Cheese and Yogurt are OK, but Milk is a High Sugar Drink


A Swedish study of more than 106,000 men and women shows that both drinking milk and restricting fruits and vegetables are associated with increased risk for premature death (Am J Epidemiol, Feb 2017;185(5):345-361):
• Women who drank three or more glasses of milk and ate fewer than two fruits or vegetables a day were three times more likely to die than those who drank fewer than two glasses of milk per day and ate fruits and vegetables at least five times per day.
• Women who drank three glasses of milk per day and ate fruits and vegetables at least five times per day still had a 60 percent higher risk of early death compared to women who consumed the same amount of fruits and vegetables but drank little or no milk.
• Men who drank three or more glasses of milk per day were 30 percent more likely to die than men who did not drink milk.

Previous studies have shown increased association between milk and premature death and increased bone fracture risk (British Medical Journal, October 28, 2014; 349:g6015), but this is the first study to show that drinking milk harms women more than men. The authors speculate that women have more estrogen, which changes the way their bodies react to the milk sugar, galactose.

How Milk May Increase Risk for Heart Attacks and Diabetes
Milk is a high-sugar drink. We know that D-galactose, a sugar found in milk, causes the same oxidative damage and chronic inflammation that is associated with diabetes, heart attacks, certain cancers and bone loss (Biogerontology, 2004;5:317-25). The people who drank milk had increased urine levels of 8-iso-PGF2a (a biomarker of oxidative stress) and serum interleukin 6 (a major inflammatory biomarker). Chronic exposure of mice, rats and Drosophila flies to galactose caused their cells to develop signs associated with aging: shorter telomeres and DNA damage (Journal of Neuroscience Research, 2006;84(3):647-654).
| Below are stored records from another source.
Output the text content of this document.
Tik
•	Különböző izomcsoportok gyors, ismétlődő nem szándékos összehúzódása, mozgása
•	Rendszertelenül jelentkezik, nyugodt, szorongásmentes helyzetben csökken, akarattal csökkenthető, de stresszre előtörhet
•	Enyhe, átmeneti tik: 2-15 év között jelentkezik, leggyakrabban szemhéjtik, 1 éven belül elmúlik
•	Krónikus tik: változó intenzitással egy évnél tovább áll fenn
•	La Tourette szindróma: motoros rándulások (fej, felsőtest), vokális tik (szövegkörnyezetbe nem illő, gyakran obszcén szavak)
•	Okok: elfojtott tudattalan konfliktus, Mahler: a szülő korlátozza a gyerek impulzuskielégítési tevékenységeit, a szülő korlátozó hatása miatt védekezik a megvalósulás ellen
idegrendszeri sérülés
Cheese and Yogurt Appear to Help Prevent Heart Attacks and Diabetes
Fermentation, used to create yogurt or cheese from milk, breaks down the galactose, which explains why fermented dairy products may help to prevent heart attacks (Journal of Agricultural and Food Chemistry, April 2015;63 (10):2830-9). People who ate a lot of cheese had very high levels of butyrate in their stool and urine and much lower blood levels of the bad LDL cholesterol. This means that the fermented dairy products are being converted by bacteria in the intestines to butyrate that prevents food from forming the bad LDL cholesterol that is associated with increased heart attack risk. The authors believe that they have shown that fermented dairy products encourage the growth of healthful intestinal bacteria that may help to prevent heart attacks. Another study of 27,000 people, ages 45 to 74, showed that eating cheese and yogurt lowered risk of type-2 diabetes by 25 percent (Am J Clin Nutr, April 2015).

Cheese May Explain the “French Paradox”
For more than 50 years, the medical community has speculated that the “French Paradox” — why people in southern France have a low rate of heart attacks — might be explained by the fact that they drink a lot of wine. Several recent studies have questioned whether alcohol in any form offers any protection from heart attacks. Taking more than two drinks a day and binge drinking have both been shown to increase risk for heart attacks and heart failure (Journal of Cardiopulmonary Rehabilitation & Prevention, May/June 2014;34(3):159-171). I think that instead of wine, cheese may be the explanation; the traditional French diet includes plenty of cheese and very little milk.

All Sugared Drinks Can Harm
Sugared drinks are associated with increased risk for obesity, diabetes, inflammatory-related pain, heart attacks, certain cancers and premature death. Eating or drinking sugar can cause a high rise in blood sugar that can damage all of the cells in your body. Sugar in drinks causes a much higher rise in blood sugar levels than sugar in food. When food reaches your stomach, the pyloric sphincter muscle at the end of the stomach closes and only a liquid soup is allowed to pass into your intestines. Beverages pass very quickly into your intestines and then into your bloodstream, while solid foods stay a long time in your stomach. An 8-ounce glass of milk contains:
• 122 calories, more than an 8-ounce glass of soda
• more than three teaspoons of sugar
• more than the current daily recommendations for sugar for children. Chocolate milk and other milk-based beverages often have even more sugar added to make them taste better.

Yogurt and other fermented dairy products do not need to be classified as sugared drinks because the fermentation process breaks down galactose (the main sugar in the milk from which they are made). However, check the labels to make sure that other sugars have not been added.

My Recommendations
Recent research shows that the high content of the sugar, galactose, in milk, and not the cholesterol or saturated fats, may be harmful to your health. We do not know if milk causes diabetes or heart attacks, or whether cheese and yogurt help to prevent them. However, recent studies suggest that you may want to limit the amount of milk that you drink, and that cheese and yogurt may be healthful.